The meeting house was replaced in 1815, but the original foundation stone is still evident in the vestry and the 1773 sundial presides over the front exterior. The pew rent board remains in situ in the vestry and the Belgian organ from 1892 is in working order. The chapel also houses the Horace Hird collection of Methodist ceramics and a growing collection of artefacts, Methodist memorabilia, and archive material.

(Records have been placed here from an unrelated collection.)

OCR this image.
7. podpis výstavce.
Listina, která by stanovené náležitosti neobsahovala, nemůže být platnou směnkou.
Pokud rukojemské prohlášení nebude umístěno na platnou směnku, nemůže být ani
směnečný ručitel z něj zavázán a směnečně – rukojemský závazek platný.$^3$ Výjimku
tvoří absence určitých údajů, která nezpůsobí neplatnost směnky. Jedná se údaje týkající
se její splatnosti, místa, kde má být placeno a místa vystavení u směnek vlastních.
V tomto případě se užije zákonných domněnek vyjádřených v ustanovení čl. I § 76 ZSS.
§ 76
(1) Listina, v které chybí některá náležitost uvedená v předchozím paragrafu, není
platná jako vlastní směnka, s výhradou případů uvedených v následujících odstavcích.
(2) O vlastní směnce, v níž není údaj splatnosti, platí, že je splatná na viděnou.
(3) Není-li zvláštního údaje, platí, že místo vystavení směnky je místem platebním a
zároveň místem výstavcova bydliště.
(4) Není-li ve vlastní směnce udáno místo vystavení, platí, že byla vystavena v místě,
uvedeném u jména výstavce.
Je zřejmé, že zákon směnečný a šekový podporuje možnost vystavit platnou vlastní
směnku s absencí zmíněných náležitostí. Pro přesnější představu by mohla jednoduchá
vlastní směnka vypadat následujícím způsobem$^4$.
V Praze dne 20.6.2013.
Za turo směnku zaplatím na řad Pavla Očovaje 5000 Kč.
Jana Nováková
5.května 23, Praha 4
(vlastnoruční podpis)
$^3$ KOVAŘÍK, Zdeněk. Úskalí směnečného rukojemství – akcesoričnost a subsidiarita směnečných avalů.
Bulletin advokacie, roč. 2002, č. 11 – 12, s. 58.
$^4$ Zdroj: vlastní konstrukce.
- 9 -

Regular worship at Mount Zion ceased in 2014, when it was designated as a heritage chapel. However, services still take place at least six times a year to mark key points in the Christian calendar and to celebrate important events such as the 250th Anniversary of Wesley preaching at Mount Zion, which will be marked this year on Sunday, 21 April, with a special service celebrating Mount Zion’s continuing presence in the local community. The celebration will be led by Reverend Kathie Heathcote and District Chair Kerry Tankard, with an address from Methodist Vice-President, Kerry Scarlett.

The chapel will be open to general visitors, who wish to explore the building, its collections, or take in aspects of its extensive monumental graveyard. A small sample of tapestries from the Weardale Museum, will be displayed in a mini-pop up exhibition. These fascinating modern tapestries, created by volunteers, chronicle the history and achievements of Methodists and Methodism across the years. It’s a great opportunity to have a sneak preview.

This event is an example of the aspiration for Mount Zion, to remain a special place in the community, even in this age of the ‘World Wide Web’; a solid, permanent reminder of the fact that generations of ‘people of faith’ have brought us to where we are today, creating a heritage, which although firmly rooted in the past, may still inform the present and influence the future; inspiring people of all faiths and none, to learn about, cherish and seek to preserve this heritage and to add their own stories to those which the chapel already tells.